(Best of Bozo) Bozo criminal for today comes from Slidell, Louisiana, where bozo Darryl Evans called the 911 operator and told her he needed help from the police in getting his mother to cook him a pork chop dinner. When the operator told him 911 was for emergencies only, he told her this was an emergency, he really wanted that pork chop dinner. The operator again politely tried to get off the line. Our bozo refused to shut up and finally became abusive to the operator. So the police were sent to his home, and he was arrested for disorderly conduct. Maybe they’re serving pork chops in jail this week.
(Best of Bozo) Bozo criminal for today comes from Kansas City, Missouri, where bozo Lawrence Kimbrough was a night clerk at a convenience store. It was while working the late shift that our bozo hatched his plan. (And after hearing the details, you may think he was half asleep when he came up with it!) He put tape over the lenses of the store’s security cameras, took the money from the cash registers, stashed it in a trash bin behind the store, and called the cops to report an armed robbery. Officers investigating the robbery quickly figured out what our bozo had done…He placed tape over the lenses of the security cameras, that’s true. Unfortunately, he used transparent tape. Everything he did was caught on video.
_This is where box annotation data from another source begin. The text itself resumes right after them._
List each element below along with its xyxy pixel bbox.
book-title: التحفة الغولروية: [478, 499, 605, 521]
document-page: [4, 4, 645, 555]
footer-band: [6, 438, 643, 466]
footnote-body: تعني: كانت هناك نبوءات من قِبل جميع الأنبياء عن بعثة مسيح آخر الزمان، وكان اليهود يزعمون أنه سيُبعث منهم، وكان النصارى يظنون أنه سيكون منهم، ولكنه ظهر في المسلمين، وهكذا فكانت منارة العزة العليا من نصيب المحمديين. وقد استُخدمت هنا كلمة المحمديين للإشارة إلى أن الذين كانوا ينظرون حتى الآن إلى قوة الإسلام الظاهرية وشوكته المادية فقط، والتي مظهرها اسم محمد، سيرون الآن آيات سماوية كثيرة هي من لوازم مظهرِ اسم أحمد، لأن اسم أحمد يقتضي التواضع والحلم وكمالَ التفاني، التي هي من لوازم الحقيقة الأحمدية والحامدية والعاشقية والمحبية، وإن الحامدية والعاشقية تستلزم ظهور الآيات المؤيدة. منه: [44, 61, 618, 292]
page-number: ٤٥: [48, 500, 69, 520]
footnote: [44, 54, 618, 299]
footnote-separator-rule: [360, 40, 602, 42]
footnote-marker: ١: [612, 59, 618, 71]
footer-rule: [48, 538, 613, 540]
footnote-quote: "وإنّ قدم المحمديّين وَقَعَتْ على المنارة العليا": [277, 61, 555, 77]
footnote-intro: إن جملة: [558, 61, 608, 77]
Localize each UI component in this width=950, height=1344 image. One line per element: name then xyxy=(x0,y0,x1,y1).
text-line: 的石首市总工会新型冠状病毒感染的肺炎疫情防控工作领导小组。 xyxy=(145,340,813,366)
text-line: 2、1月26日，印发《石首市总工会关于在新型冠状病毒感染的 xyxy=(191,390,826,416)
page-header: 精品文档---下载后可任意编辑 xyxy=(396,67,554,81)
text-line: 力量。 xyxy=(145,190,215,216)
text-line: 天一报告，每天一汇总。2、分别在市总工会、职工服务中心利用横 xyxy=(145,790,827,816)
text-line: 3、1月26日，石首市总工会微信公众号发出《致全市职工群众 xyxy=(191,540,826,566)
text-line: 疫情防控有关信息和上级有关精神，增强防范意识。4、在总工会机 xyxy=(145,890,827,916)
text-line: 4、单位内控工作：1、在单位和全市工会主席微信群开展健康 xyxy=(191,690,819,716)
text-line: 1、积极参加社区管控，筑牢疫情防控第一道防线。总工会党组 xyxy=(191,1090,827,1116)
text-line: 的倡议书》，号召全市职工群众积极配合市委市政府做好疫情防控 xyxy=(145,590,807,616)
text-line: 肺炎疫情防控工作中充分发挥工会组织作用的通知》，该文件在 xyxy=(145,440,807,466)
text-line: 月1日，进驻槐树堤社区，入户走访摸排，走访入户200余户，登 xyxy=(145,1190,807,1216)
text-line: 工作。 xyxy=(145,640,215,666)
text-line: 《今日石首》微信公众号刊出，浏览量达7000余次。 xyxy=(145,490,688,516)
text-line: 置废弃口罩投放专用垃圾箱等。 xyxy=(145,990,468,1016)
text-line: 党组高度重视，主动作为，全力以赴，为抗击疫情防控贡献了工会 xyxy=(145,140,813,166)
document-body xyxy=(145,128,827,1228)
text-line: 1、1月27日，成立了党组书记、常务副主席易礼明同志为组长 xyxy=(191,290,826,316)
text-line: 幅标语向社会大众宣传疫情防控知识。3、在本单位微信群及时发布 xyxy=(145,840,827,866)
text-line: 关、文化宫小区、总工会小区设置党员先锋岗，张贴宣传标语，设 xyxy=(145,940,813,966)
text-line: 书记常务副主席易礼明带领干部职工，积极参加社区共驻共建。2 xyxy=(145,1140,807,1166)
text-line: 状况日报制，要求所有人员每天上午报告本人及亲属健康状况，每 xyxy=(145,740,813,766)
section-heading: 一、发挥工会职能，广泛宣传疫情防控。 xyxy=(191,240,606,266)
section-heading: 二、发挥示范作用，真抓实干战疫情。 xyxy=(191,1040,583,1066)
(Best of Bozo) Bozo criminal for today comes from Blaine, Washington, where bozo James Barker made his first mistake when he accepted a job from a marijuana farmer to haul off 38 bags full of marijuana leaves, stems and potting soil. Instead of hauling the stuff to the dump about six miles away from the farm, our bozo headed toward the U.S./Canadian border. That’s mistake two. He then got into the express lane for frequent border crossers, where vehicles without a special sticker are automatically pulled over for inspections. And that’s strike three, as the agents searched our bozo’s truck and found the dope. Do you think maybe he smoked a little of the stuff before he headed to the dump?